C’est également à cette période que se développe la dévotion à la Vierge, notamment à travers le thème de la Vierge de Pitié qui rencontre un grand succès pendant tout le XVe et XVIe siècle, en Europe du Nord et en Italie. C’est la douleur de la Vierge, la douleur d’une mère qui est présentée aux fidèles à travers des oeuvres aux tailles variées.
En s’adressant aux spectateurs, Marie invite à la réflexion et à la méditation : : « Je m’adresse à vous, à vous tous qui passez ici ! Regardez et voyez s’il est une douleur pareille à ma douleur, A celle dont j’ai été frappée ! L’Éternel m’a affilée au jour de son ardente colère. » (Lamentations 1 : 12). En fonctions des sources littéraires, des périodes, des zones géographiques et des demandes des commanditaires ; les Vierges peuvent varier dans leur attitude : certaines se lamentent, pleurent, prient, se penchent sur le corps du Christ ou expriment une certaine acceptation. Notre Vierge se distingue par une grande dignité et une expression sereine face à la mort de son fils : elle accepte le sacrifice de Jésus pour sauver l’humanité.
Notre Vierge de Pitié est Champenoise. Nous pouvons le voir à l’allongement des membres du Christ ; à l’aspect juvénile de Marie, son visage de jeune femme malgré son âge mûr ; et l’idéalisation des traits des personnages (les visages ovoïdes, les yeux en amande, les traits fins, petit nez, front bombé pour les femmes), qui sont des éléments caractéristiques de la sculpture de cette région.
Le traitement des textiles est également un élément reconnaissable de la sculpture champenoise. En effet, après le Temps des Malheurs qui parcourt tout le XVe siècle, la Champagne retrouve une situation politique, sociale et économique favorable. De cette période riche qui commence, les bourgeois marchands tirent leur épingle du jeu : les affaires prospèrent dans les villes, notamment le milieu du textile qui se développe fortement.
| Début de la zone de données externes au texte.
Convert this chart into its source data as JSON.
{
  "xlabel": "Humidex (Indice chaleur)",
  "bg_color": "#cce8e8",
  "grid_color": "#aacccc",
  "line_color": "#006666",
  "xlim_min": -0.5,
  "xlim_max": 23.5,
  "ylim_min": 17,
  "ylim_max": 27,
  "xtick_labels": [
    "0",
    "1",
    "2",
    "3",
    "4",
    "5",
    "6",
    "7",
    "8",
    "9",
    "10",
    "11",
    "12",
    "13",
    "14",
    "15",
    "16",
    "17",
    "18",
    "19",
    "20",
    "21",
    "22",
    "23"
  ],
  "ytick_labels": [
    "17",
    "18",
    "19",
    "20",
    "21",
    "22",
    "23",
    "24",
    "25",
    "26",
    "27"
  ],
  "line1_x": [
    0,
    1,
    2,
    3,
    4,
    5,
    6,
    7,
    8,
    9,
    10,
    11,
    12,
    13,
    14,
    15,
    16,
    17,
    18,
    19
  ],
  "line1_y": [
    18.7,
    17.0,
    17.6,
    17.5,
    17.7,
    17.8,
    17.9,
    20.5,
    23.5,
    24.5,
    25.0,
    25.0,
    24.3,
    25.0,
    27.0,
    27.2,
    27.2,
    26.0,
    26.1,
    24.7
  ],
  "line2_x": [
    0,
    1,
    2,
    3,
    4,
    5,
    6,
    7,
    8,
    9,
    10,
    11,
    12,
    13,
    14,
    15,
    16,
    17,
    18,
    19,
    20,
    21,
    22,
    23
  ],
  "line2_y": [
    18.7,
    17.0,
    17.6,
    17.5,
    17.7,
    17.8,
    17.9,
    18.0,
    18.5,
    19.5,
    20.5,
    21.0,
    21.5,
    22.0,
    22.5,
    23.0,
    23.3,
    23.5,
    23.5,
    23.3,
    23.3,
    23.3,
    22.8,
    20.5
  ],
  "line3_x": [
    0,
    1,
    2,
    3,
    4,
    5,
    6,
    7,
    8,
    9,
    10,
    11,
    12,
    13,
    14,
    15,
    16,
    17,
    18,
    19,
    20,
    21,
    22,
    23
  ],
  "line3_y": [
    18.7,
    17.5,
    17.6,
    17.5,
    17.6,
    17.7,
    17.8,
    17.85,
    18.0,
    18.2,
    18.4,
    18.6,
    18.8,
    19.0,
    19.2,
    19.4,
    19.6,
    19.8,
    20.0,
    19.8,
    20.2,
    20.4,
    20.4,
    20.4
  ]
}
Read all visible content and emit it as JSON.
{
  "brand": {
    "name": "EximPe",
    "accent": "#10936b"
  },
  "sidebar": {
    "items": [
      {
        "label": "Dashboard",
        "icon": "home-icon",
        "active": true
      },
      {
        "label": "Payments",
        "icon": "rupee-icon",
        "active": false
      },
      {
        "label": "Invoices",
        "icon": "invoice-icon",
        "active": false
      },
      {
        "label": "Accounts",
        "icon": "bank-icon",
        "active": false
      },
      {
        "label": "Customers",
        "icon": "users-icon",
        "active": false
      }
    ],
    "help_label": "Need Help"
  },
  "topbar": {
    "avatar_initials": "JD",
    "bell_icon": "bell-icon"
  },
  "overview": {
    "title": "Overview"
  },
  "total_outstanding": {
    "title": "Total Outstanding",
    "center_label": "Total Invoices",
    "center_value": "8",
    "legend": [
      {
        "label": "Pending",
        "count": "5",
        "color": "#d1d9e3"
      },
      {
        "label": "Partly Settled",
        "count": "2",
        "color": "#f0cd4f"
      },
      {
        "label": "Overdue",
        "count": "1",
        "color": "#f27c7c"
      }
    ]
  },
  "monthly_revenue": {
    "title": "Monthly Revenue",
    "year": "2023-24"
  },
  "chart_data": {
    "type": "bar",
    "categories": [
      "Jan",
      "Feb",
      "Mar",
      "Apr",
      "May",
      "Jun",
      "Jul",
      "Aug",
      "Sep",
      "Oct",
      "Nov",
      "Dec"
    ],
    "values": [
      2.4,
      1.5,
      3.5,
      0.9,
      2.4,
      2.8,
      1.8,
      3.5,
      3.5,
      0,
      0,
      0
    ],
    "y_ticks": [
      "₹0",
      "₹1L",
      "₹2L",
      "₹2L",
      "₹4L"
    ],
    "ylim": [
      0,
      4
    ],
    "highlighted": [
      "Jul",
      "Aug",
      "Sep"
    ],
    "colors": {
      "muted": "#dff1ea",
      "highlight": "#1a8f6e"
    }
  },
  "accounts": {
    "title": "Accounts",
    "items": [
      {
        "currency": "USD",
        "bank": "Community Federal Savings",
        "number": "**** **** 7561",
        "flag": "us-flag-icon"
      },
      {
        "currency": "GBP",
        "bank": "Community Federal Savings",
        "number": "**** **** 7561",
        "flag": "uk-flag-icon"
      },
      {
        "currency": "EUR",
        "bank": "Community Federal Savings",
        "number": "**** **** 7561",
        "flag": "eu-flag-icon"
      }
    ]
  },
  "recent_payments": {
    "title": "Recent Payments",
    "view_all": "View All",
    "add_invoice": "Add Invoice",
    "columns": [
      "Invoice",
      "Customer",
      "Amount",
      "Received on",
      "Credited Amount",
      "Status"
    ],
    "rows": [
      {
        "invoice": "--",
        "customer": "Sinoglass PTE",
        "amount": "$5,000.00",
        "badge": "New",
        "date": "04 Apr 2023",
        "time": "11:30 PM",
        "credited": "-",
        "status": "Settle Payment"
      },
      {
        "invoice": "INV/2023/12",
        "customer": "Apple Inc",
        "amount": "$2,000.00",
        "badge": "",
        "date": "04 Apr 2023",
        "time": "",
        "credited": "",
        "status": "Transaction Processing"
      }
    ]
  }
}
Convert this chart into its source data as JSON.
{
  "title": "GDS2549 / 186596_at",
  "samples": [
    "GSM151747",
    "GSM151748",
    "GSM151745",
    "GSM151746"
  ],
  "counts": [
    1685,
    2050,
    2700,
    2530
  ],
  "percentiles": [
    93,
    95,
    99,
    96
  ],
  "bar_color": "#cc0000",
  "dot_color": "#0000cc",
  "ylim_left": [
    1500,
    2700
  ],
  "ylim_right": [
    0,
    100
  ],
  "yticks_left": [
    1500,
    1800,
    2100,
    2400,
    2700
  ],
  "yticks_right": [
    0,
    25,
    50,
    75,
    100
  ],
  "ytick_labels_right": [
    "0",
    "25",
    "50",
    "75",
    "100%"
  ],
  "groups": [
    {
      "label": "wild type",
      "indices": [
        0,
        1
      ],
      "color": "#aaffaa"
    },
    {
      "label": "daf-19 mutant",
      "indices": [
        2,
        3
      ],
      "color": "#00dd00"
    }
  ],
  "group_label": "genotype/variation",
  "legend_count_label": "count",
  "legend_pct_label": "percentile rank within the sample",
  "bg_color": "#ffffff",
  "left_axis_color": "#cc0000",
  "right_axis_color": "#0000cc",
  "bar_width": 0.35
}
Voulant se donner des aires de noblesses, ces bourgeois achètent des terres, des titres, épousent des femmes nobles et passent des commandes d’art religieux tels de véritables mécènes. Il est donc normal que les personnages des oeuvres qu’ils commandent soient richement vêtus ; et que les habits soient travaillés. Sur notre oeuvre, outre Jésus portant son traditionnel périzonium avec un remarquable travail fait sur les plis du tissu ; Marie porte une robe dorée, un voile guimpe à mentonnière, et est drapée d’un long manteau bleu à bordure doré et à la doublure rouge. Le pan de ce long manteau est ramené sur le devant et lui recouvre les jambes. Notons la souplesse du drapé et le rendu des plis du tissu lourd, qui reflète l’intérêt des Champenois (et des commanditaires) pour les vêtements et l’industrie du textile.
Autre élément caractéristique de cette sculpture : le matériel utilisé. C’est un calcaire crayeux, typique de la Champagne méridionale, qui par sa facilité d’extraction a permis le développement de la production de sculpture à la fin du Moyen Age. D’une certaine fragilité, c’est une pierre dont la tendreté permet une pleine exploitation de l’imaginaire et du talent des sculpteurs. Elle était donc très appréciée des artisans car facile à trouver et à travailler. Nous pouvons également voir sur l’arrière de la pièce, le système d’accroche en fer d’origine. À l’excellent état de notre pièce s’ajoute sa polychromie d’origine encore bien visible, qui accentue l’aspect émotionnel et solennel de cet ensemble.